Some brush off the idea of international paddling because of the quality of whitewater found in their own backyard.  And while that may be true, and while at the same time we might wax eloquent on the thrill of exploring new rivers in new places, paddling is only part of what fuels our enthusiasm for spending time in countries like Costa Rica and Ecuador.

Typical view on a river in Ecuador

Typical view on a river in Ecuador

Kayaking is the reason we travel, but the bonus is the chance to gain glimpses into other cultures.  So while we will share stories of paddling throughout the winter, we would also like to share some of the cultural experiences we find different in Latin America. One of the first cultural differences found on the streets of Ecuador is the personal greeting.

Taking the time to say "buenos dias"

Taking the time to say "buenos dias": the Personal Greeting

One of the fist differences to be found spending time in a Latin American country—and Ecuador in particular, is the importance of a personal greeting. When walking down the street in a town, everyone takes the time to look at the person/s they are passing and say hello/buenos dias/buenos tardes/buenos noches.  There is direct eye contact, there is often a smile, and there is always the courtesy of a salutation.  Young or old, locals or foreigners, strangers merely passing on a street take the time to acknowledge each other.

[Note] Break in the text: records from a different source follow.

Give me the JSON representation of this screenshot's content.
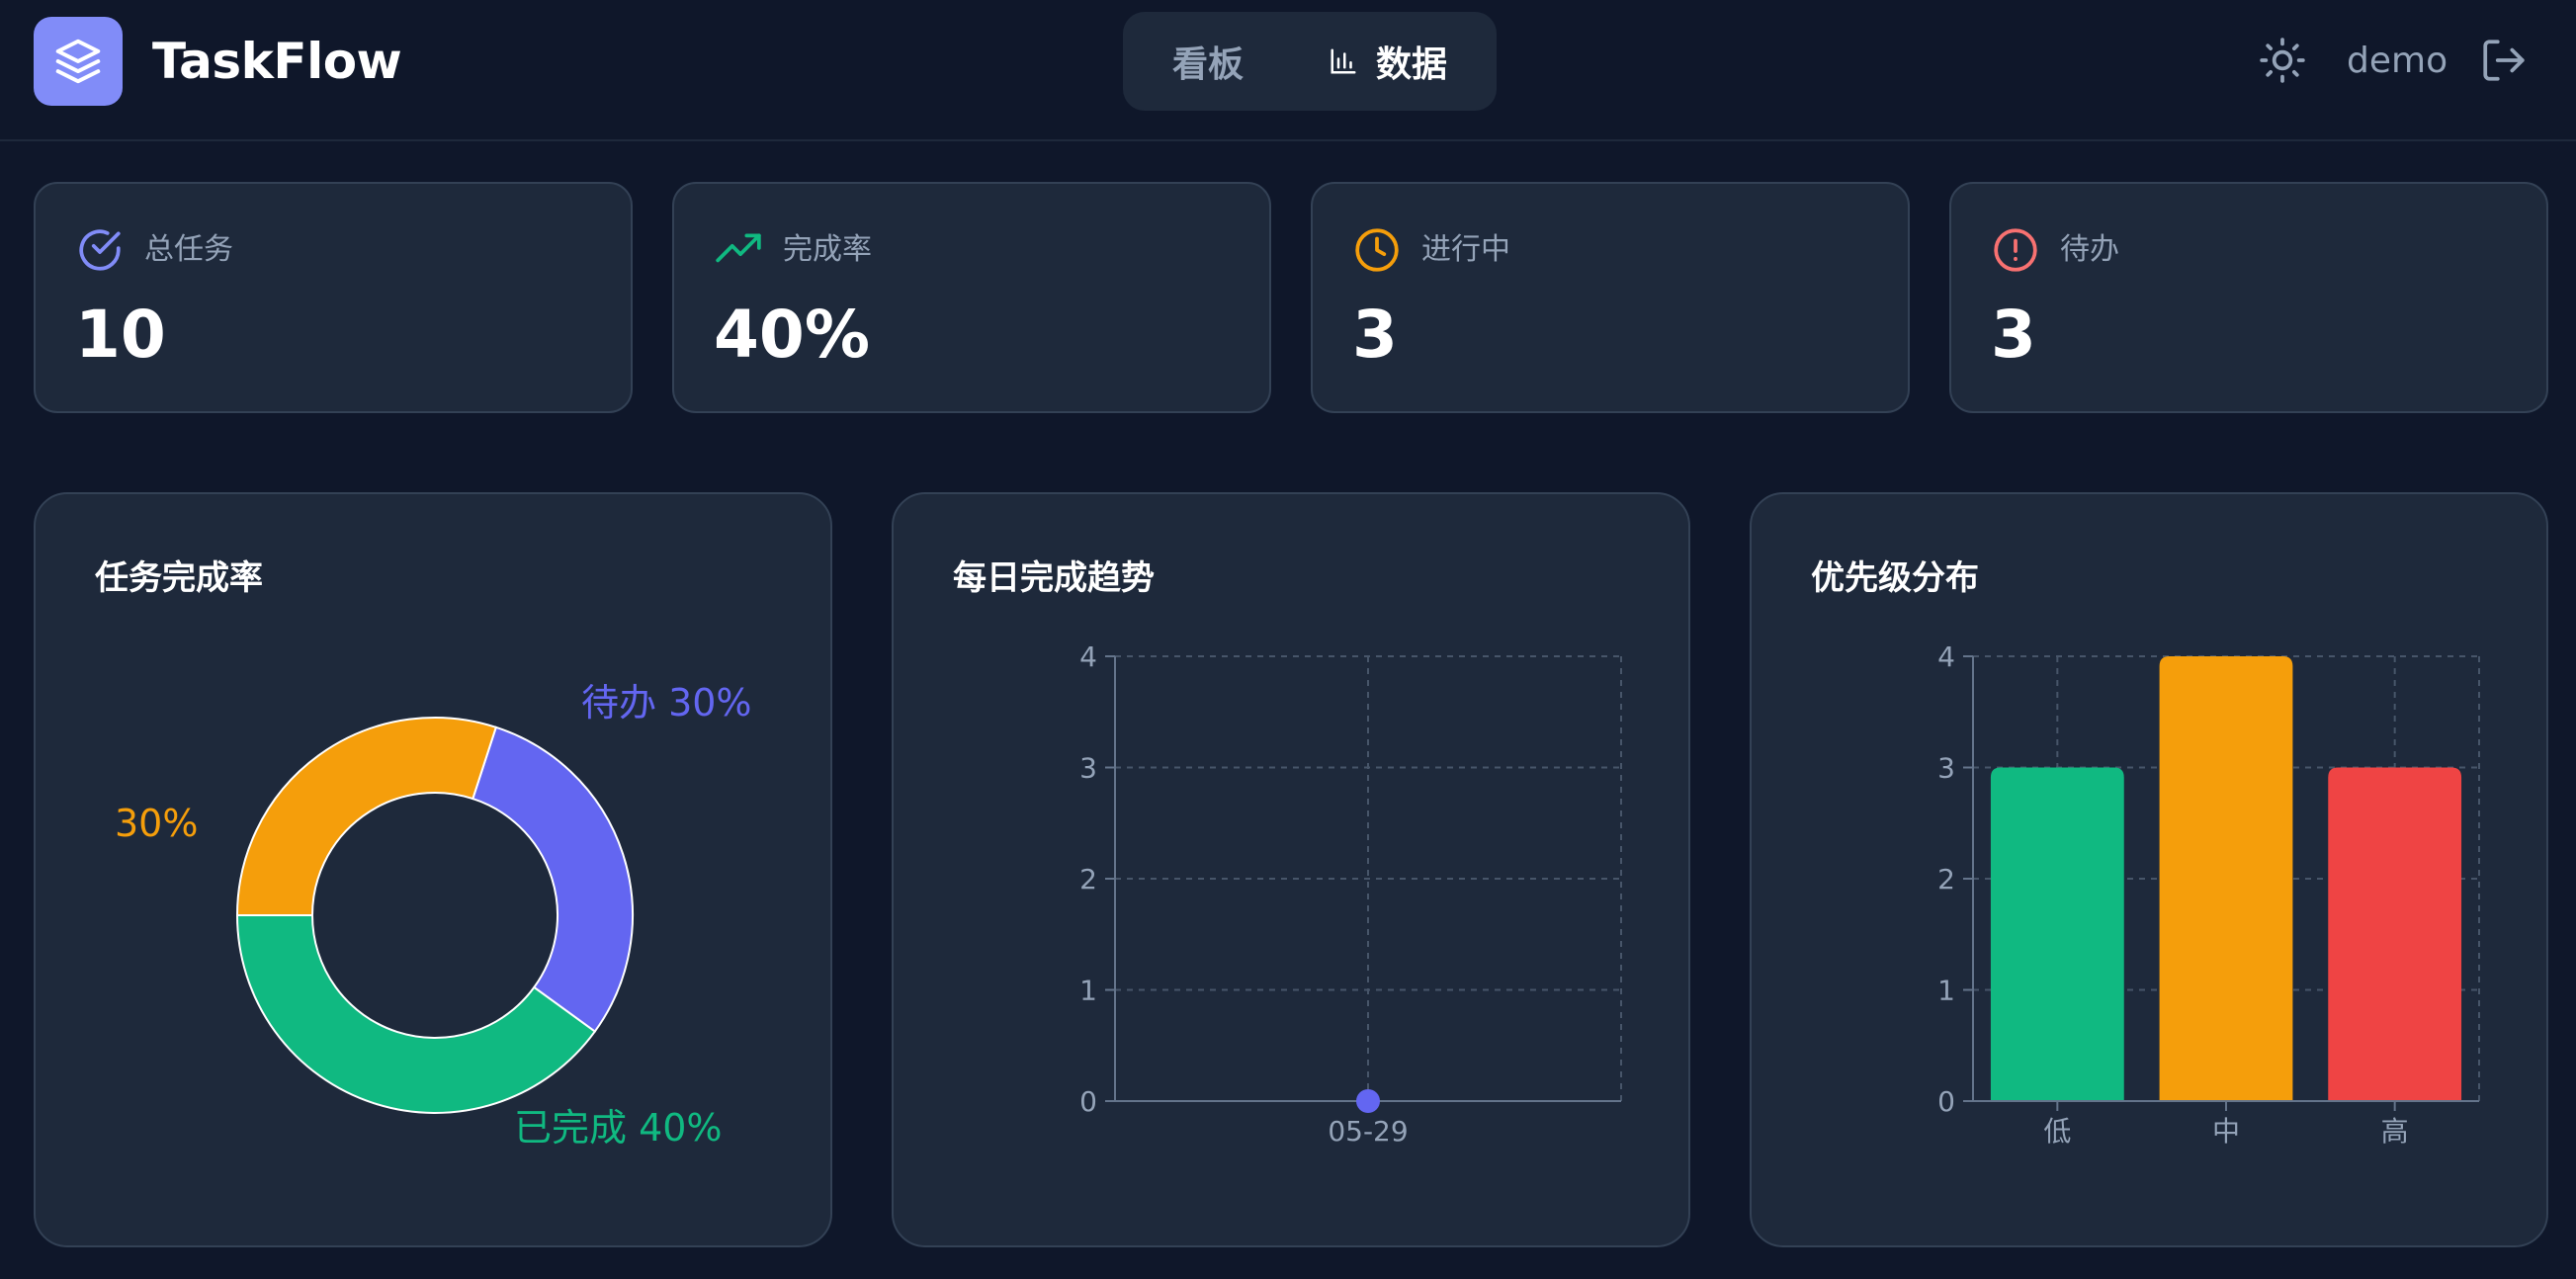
{
  "header": {
    "app_title": "TaskFlow",
    "tabs": [
      {
        "label": "看板",
        "active": false
      },
      {
        "label": "数据",
        "active": true
      }
    ],
    "user": "demo"
  },
  "stats": [
    {
      "label": "总任务",
      "value": "10",
      "icon": "check-circle-icon",
      "color": "#818cf8"
    },
    {
      "label": "完成率",
      "value": "40%",
      "icon": "trending-up-icon",
      "color": "#10b981"
    },
    {
      "label": "进行中",
      "value": "3",
      "icon": "clock-icon",
      "color": "#f59e0b"
    },
    {
      "label": "待办",
      "value": "3",
      "icon": "alert-circle-icon",
      "color": "#ef4444"
    }
  ],
  "charts": {
    "completion": {
      "title": "任务完成率"
    },
    "trend": {
      "title": "每日完成趋势"
    },
    "priority": {
      "title": "优先级分布"
    }
  },
  "chart_data": [
    {
      "type": "pie",
      "title": "任务完成率",
      "donut": true,
      "slices": [
        {
          "label": "待办",
          "value": 30,
          "color": "#6366f1",
          "display": "待办 30%"
        },
        {
          "label": "已完成",
          "value": 40,
          "color": "#10b981",
          "display": "已完成 40%"
        },
        {
          "label": "",
          "value": 30,
          "color": "#f59e0b",
          "display": "30%"
        }
      ]
    },
    {
      "type": "line",
      "title": "每日完成趋势",
      "categories": [
        "05-29"
      ],
      "series": [
        {
          "values": [
            0
          ],
          "color": "#6366f1"
        }
      ],
      "ylim": [
        0,
        4
      ],
      "yticks": [
        0,
        1,
        2,
        3,
        4
      ],
      "grid": true
    },
    {
      "type": "bar",
      "title": "优先级分布",
      "categories": [
        "低",
        "中",
        "高"
      ],
      "values": [
        3,
        4,
        3
      ],
      "colors": [
        "#10b981",
        "#f59e0b",
        "#ef4444"
      ],
      "ylim": [
        0,
        4
      ],
      "yticks": [
        0,
        1,
        2,
        3,
        4
      ],
      "grid": true
    }
  ]
}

When actually greeting someone, a handshake or light kiss on the cheek is de rigueur.  Every time. Hello/good-bye.  Time is always taken to greet with a handshake or kiss on the cheek and it does not matter if friend, relative, colleague or new acquaintance.   Hugs are more limited to family—but hand shakes/the cheek kiss is customary. And if a group of people are speaking and someone joins the group, the conversation stops long enough to exchange greetings before continuing on. Here it is inappropriate to burst into a room, restaurant, meeting area and not take the time to greet each other.  And inexcusable for a young person to not extend the same courtesy their elders do. Not doing so is considered “mal educado.”

In Ecuador the same courtesy is extended in restaurants.  Unlike the States where eyes drop down to plate level when a stranger passes the table, in Ecuador you look up/at each other and the person passing offers a “Buenos dias” salutation or a “buen provecho” (which means, “Enjoy your meal.”) The diner takes time to stop and return a “gracias” for the salutation.

If you cannot join us this season here in Ecuador, take a moment at home to embrace some of the warmth of the culture.